Ils sont là dans sa chair, tatouages au fer rouge
Les morts, ses morts, les femmes violées, maisons incendiées. 
Les Cosaques sont passés sur leurs corps, 
Ceux de ses anciens, si nombreux sur les rives du Dniepr1
Ils sont là sur sa peau, numéros tatoués, 
Ses parents, assassinés derrière les barbelés2
 
Le sable coule entre ses doigts, il contemple hagard
Le corps de Sarah3, meurtri, violé par les tueurs,
Ses cousins de Gaza venus venger Agar4.
Ils sont sortis des murailles de béton sensées les enfermer
Les riens, les invisibles, les humiliés, les damnés, ses frères
Devenus meurtriers, à leur tour, un tour insensé5.
 
Sous les gravas des écoles, des hôpitaux détruits,
Sous les pluies d’obus, sous les déluges de bombes,
Un autre garçon aux yeux bleus, une fille aux yeux noirs pleurent,
Leur mère entre leurs bras
A deux pas d’Odessa, sous les ruines de Gaza.
Ils sont si nombreux les tueurs venus de la toundra6,
Ils sont sans pitié les vengeurs de Sarah7.
La guerre, partout, reprend ses droits
Dans un sens ou dans l’autre
Sous la férule meurtrière de despotes assassins8.
 
Et devant son clavier, à Paris, à Berlin,
L’homme à la peau couturée voit défiler les morts,
Ceux des kibboutz, ceux de Gaza,
Ceux des rives du Dniepr, ceux des quais d’ Odessa,
Les cicatrices si nombreuses, si vives qui parcourent sa peau
s’enflamment en feu brûlant, coutures de temps anciens.
Ils en ont tant vécu, ceux d’avant, ses parents,
Tant de guerres civiles, pour un drapeau, pour un roi,
Pour un dieu, pour un saint,
Tant de plaines brûlées, tant de guerres de tranchées,
Le cycle des vengeances sans cesse recommencé
À Anvers, à Strasbourg, Cracovie ou Berlin.
 
Ses doigts sur le clavier interroge le passé
pour comprendre le présent et préparer demain.
Ils se sont enfin connus, enfin reconnus,
Ils se sont parlés, ils ont tendu la main,
Ceux d’ Anvers, de Strasbourg et aussi de Berlin
Pour que plus jamais ça, plus jamais, plus jamais,
Pour que vive la paix et la paix est venue,
Fragile, mais présente9.
 
Les doigts courent sur son clavier, les doigts de l’homme blessé.
Puissent-ils voir le sentier caché dans le roncier,
Ce chemin si ténu au milieu du pierrier
Pour enfin se connaître, enfin se reconnaître,
Se parler, mains serrées, tout mêlés,
Une fleur entre leurs doigts,
Les hommes de la toundra, les enfants d’Odessa,
Les descendants d’Agar, les enfants de Sarah.
Antoine Leprette
 
Mardi 02 janvier 2024 – La maison du Pêcheur - Locmiquélic
Publié dans Florilège n°195

 

1Allusion aux très nombreux pogroms qu’a subit la communauté juive en Ukraine au XIX° siècle.

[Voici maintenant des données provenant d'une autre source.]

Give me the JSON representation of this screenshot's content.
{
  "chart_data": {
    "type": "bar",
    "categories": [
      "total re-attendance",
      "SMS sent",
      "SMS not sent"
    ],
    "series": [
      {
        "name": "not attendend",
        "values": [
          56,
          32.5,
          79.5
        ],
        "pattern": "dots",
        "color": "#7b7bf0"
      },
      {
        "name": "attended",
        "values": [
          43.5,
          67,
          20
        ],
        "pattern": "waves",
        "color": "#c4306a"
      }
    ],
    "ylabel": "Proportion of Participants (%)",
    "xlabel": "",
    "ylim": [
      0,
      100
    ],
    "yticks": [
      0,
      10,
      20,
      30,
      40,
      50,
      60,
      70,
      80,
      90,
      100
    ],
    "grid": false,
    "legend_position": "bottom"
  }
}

2Allusion aux camps nazis d’extermination

3Allusion à Sarah, épouse d’Abraham, mère d’Isaac, grand-mère de Jacob-Israël, mère du peuple juif d’après les textes bibliques.

4Allusion à Agar, concubine égyptienne d’Abraham, mère d’Ismaël, demi-frère d’Isaac, qui doit se réfugier dans le désert après sa répudiation par Abraham et qui est la mère des peuples arabes d’après les textes bibliques et le Coran.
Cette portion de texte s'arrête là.